Deputy Crown Prince Mohammed bin Salman, increasingly seen as the power behind the Saudi throne, dismissed suggestions that the driving ban would be soon lifted as he unveiled an economic plans for the cash-strapped kingdom on Monday.

Despite insisting that he wanted to increase women’s participation in the workforce from 22 per cent to 30 per cent, the 30-year-old prince shied from pushing further reforms.

“So far the society is not persuaded (by women driving) — and it has negative influence — but we stress that it is up to the Saudi society,” he said, arguing that change could not be forced.

It is not a “a religious issue as much as it is an issue that relates to the community itself that either accepts it or refuses it”, the prince added.

Saudi Arabia is the only country in the world where women are not allowed behind the wheel. Although there is no written law barring female citizens from driving, they are not issued local licences making it effectively illegal for them to drive.

The oil-rich nation has some of the world’s toughest restrictions on women, who are legally forced to wear loose-fitting gowns and cannot move anywhere without a chaperone. They cannot open bank accounts, accept certain jobs, attend university, undergo medical procedures or travel outside the country without permission from a male guardian, usually their husband or a relative.

Prominent clerics have consistently cautioned against lifting the bans and issued religious decrees against women driving. Grand Mufti Sheikh Abdulaziz bin Abdullah al-Sheikh recently said that allowing women to drive was “a dangerous matter that should not be permitted”. In 2013 the popular Sheikh Saleh al-Lohaidan said women risked damaging their ovaries and producing children with clinical problems if they drove.
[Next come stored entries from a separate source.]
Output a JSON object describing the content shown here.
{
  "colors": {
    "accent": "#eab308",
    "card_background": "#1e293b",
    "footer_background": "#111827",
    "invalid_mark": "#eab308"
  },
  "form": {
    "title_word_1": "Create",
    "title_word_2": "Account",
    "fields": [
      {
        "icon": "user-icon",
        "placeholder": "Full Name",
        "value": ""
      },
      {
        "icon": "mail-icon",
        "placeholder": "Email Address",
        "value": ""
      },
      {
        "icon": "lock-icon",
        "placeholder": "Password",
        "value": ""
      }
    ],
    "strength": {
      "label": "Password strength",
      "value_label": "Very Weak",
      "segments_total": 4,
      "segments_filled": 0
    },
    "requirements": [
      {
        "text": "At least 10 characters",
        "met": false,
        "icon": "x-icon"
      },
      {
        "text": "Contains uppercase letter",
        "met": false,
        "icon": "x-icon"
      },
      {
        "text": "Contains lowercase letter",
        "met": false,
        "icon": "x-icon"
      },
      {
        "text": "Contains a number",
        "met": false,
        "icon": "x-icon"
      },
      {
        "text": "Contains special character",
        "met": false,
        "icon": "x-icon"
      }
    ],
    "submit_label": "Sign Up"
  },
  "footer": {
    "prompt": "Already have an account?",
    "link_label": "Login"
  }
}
Women’s protest movements began to hit back following the 2011 Arab Spring with Saudi rights activists like Wajeha al-Huwaider and Manal Al-Sharif organising campaigns where women flouted the ban and videoed themselves driving.

But it was met with fierce resistance from the authorities. In September 2011 Shaima Jastania was sentenced to ten lashes for driving in Jeddah, although the sentence was later overturned.

In October 2013 the campaign was reignited, and garnered 11,000 signatures but a crackdown from the authorities crippled the movement.